Once these assumptions are removed (especially assumptions 1 and 5), the system falls into a Race Condition.

  • Heisenbug: These types of concurrency errors are difficult to detect because they only appear under specific timings. Once you add debugging code, the timing changes, and the error may disappear.
  • The “1 vs. 5” Nightmare: If the data length exceeds the machine word length (e.g., writing 128-bit data on a 64-bit system), without an atomicity guarantee, a reader might access the data while the writer has only updated half of it, leading to data corruption.
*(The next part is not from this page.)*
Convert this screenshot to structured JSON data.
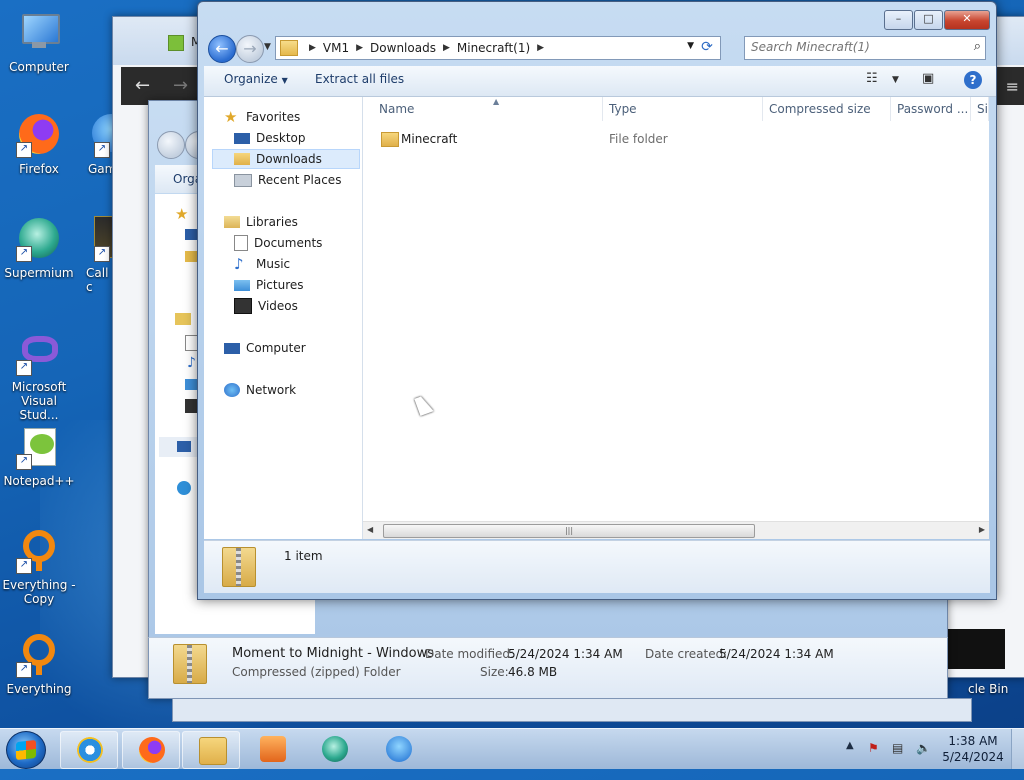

3. Locks: Enforcing Atomicity

To combat race conditions, we introduce Locks. A lock is an artificially manufactured form of temporal atomicity.

  • Strategy and Granularity:
    • Coarse-grained Lock: One lock protects all resources (e.g., Python’s GIL). It is simple and safe but offers poor concurrency, essentially turning parallel execution into serial execution.
    • Fine-grained Lock: Multiple locks protect different variables. This offers high concurrency but causes complexity to skyrocket, easily leading to Deadlocks.
  • Deadlock and Elimination:
    • Cause: Cyclic waiting (A waits for B, B waits for A).
    • Solutions: Static schemes (enforcing a global locking order) or dynamic schemes (maintaining a Wait-for Graph and rolling back when a cycle is detected).

4. Bottom-level Implementation of Locks: Bootstrapping

Locks cannot be implemented with simple if statements; they require the cooperation of both hardware and software.

  • Hardware Locks (RSM Instructions):
    • The core is Read-Set-Modify (RSM). The hardware uses Bus Arbitration to ensure that a single instruction can complete both a read and a write simultaneously, preempting the bus during execution so no other processor can intervene.
    • Common forms: test-and-set, compare_and_swap (CAS).
  • Software Lock (Lamport’s Scheme):
    • In the absence of RSM instructions, locks are implemented using flags and “turn” variables. This requires guaranteed read/write coherence and no instruction reordering.
  • Advanced Technique: RCU (Read-Copy Update):
    • Commonly used in the Linux kernel. Read operations are completely lock-free; write operations create a copy and then atomically replace the pointer.